Pengamat Kebijakan Publik Agus Pambagio menduga ada yang menunggangi isu polusi udara di Jakarta untuk memojokkan Pembangkit Listrik Tenaga Uap (PLTU) yang berada di barat Pulau Jawa.
“Terkait PLTU yang disebutkan sebagai penyebab polusi Jakarta di mana sebelumnya belum pernah disebutkan sama sekali dalam kajian BMKG maupun Kementerian Lingkungan Hidup dan Kehutanan (LHK),” kata Agus dikutip Rabu (23/8/2023).

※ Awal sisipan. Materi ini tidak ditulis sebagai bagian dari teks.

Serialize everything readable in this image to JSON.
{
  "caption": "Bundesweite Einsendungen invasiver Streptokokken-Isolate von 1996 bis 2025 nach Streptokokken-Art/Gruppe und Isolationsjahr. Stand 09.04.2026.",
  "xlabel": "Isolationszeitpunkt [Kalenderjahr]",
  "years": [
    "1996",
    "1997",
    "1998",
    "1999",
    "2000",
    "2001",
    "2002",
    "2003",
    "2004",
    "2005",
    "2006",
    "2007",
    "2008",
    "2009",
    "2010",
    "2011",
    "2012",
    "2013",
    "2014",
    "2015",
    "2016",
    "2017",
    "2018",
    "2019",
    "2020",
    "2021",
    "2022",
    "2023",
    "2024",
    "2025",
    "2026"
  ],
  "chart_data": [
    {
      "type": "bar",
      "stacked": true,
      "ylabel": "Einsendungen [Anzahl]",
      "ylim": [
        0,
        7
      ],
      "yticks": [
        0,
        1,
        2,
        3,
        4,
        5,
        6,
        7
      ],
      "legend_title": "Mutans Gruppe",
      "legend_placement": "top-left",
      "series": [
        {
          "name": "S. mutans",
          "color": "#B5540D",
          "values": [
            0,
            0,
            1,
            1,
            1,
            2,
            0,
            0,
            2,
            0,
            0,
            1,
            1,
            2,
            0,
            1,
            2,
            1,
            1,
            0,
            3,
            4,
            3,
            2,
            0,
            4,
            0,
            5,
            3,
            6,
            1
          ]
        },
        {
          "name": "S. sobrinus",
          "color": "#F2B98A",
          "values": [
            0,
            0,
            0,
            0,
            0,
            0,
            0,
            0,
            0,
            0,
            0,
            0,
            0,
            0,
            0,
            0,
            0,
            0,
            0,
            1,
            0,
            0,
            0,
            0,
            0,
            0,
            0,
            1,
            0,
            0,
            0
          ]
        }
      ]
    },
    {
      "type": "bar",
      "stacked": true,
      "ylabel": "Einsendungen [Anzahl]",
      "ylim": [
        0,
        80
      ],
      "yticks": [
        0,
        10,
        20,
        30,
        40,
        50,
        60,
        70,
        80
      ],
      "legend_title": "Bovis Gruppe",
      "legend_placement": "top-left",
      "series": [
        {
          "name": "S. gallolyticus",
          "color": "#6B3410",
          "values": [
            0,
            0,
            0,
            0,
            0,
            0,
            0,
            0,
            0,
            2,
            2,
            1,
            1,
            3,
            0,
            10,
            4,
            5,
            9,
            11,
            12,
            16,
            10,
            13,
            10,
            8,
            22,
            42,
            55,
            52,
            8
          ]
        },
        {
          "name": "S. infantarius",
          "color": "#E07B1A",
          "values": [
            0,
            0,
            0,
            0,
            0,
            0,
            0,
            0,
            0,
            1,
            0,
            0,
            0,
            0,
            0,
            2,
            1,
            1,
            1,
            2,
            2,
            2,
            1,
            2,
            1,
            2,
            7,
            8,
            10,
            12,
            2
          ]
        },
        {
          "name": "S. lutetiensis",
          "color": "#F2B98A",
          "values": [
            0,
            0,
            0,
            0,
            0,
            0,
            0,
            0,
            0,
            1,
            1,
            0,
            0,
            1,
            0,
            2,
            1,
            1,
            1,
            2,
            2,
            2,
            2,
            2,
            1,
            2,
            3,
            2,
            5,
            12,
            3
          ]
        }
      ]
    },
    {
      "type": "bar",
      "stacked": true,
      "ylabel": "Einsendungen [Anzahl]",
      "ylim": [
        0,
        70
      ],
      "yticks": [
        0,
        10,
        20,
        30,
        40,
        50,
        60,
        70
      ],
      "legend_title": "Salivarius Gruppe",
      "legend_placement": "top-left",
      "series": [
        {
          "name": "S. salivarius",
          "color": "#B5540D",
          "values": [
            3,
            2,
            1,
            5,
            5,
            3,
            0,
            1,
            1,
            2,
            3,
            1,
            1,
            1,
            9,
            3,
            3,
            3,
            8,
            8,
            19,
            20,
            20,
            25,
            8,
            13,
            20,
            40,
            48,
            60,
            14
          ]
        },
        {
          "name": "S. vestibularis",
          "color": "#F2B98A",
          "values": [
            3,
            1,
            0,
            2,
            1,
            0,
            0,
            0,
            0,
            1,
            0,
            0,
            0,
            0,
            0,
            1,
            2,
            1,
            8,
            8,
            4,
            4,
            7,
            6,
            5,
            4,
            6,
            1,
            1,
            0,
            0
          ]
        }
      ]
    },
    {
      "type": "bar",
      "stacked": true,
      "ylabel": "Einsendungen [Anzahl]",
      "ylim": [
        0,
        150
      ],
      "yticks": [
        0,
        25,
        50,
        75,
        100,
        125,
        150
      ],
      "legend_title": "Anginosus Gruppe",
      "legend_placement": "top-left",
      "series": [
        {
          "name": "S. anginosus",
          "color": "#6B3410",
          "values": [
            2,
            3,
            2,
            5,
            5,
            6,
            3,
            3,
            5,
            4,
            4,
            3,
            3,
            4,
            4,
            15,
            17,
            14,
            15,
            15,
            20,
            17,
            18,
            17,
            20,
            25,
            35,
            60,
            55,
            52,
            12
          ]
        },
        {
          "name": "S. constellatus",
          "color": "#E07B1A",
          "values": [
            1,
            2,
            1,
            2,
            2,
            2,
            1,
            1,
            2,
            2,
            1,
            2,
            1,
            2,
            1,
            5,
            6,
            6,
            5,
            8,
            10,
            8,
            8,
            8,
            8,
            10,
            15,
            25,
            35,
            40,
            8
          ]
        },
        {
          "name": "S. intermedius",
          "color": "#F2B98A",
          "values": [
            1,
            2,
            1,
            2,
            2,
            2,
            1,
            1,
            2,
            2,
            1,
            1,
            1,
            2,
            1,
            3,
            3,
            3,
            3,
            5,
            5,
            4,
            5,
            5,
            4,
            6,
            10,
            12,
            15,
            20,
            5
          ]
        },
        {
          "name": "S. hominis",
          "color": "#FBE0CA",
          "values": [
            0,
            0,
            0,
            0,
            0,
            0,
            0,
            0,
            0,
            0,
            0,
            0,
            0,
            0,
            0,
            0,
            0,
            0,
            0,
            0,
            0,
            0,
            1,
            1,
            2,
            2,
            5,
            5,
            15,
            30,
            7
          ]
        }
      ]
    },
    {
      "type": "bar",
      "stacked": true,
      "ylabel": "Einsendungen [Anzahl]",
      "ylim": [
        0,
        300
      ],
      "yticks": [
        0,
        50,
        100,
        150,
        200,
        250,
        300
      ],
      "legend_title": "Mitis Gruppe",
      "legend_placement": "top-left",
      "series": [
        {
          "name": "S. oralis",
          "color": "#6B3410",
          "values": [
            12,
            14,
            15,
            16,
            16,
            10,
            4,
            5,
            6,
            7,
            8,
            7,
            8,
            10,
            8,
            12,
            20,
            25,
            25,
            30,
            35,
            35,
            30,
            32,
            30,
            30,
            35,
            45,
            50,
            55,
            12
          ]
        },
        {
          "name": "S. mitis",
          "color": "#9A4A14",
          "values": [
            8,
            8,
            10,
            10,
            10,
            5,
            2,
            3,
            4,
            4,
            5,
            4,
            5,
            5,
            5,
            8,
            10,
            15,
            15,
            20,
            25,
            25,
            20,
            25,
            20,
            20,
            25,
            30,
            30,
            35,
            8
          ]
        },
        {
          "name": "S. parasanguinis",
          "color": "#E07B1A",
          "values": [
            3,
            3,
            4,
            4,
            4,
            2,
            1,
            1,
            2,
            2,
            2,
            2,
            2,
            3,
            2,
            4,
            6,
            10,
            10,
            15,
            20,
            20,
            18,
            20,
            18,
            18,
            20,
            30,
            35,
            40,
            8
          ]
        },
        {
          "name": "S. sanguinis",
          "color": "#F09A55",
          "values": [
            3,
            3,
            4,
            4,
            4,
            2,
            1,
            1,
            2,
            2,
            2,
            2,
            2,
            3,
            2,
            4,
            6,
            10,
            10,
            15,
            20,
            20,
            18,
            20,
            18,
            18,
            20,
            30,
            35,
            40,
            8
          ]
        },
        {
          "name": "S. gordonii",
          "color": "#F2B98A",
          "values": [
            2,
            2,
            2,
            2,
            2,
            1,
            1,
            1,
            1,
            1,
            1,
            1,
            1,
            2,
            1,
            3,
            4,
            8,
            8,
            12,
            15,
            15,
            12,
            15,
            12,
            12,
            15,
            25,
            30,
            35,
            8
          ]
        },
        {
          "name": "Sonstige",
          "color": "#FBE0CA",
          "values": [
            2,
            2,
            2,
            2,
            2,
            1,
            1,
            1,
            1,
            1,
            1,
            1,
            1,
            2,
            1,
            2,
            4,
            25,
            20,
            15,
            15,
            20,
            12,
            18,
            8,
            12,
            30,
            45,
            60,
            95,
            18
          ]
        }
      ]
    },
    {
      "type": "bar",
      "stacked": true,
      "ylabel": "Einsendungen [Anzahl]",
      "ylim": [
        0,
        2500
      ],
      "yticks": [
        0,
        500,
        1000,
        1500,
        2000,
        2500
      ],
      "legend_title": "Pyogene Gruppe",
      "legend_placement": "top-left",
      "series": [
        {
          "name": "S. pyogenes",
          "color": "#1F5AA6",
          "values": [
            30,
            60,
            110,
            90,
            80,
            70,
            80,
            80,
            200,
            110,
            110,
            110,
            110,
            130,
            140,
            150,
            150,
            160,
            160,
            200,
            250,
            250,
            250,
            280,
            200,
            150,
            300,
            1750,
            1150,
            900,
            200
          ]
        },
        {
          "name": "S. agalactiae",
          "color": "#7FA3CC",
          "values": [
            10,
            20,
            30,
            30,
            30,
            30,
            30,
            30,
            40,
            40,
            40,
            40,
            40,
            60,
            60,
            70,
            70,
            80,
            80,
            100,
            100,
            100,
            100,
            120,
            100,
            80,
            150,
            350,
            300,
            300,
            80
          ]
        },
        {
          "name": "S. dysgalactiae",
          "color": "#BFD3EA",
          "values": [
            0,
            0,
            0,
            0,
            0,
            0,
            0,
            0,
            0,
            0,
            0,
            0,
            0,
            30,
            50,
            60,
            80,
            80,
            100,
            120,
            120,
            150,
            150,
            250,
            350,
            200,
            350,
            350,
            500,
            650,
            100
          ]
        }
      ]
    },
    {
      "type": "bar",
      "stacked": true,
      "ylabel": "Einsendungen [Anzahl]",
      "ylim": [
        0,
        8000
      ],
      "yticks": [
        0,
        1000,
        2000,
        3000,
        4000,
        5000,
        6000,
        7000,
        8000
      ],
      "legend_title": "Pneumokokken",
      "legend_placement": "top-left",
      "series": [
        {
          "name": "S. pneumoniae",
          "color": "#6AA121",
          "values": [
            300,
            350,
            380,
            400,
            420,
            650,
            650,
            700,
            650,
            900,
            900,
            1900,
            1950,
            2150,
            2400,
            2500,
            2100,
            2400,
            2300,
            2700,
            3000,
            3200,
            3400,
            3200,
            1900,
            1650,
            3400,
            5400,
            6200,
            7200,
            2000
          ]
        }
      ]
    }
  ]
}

Menurutnya, banyak berita bohong atau hoaks yang disebarkan seperti hasil gambar satelit yang memerah di Jawa Barat dan Banten. “Nah itu bukan gambar satelit, melainkan semacam simulasi yang sengaja dibuat-buat untuk membingungkan kita dan gak jelas siapa yang buat, itu hoax,” katanya.
Agus menjelaskan, yang paling jelas polusi di Jakarta ini penyebabnya adalah transportasi. “Kan bisa dilihat saat pandemi berlangsung, banyak pegawai di Jakarta kerja dari rumah, langit Jakarta relatif bersih," ungkap dia.
Modeling tentang polusi emisi tersebut sudah tidak relevan, paparnya, karena secara fakta emisi Pembangkit PLN sudah sangat rendah. Seluruh emisi pembangkit PLTU sudah berhasil ditekan di bawah ketentuan Permen LHK.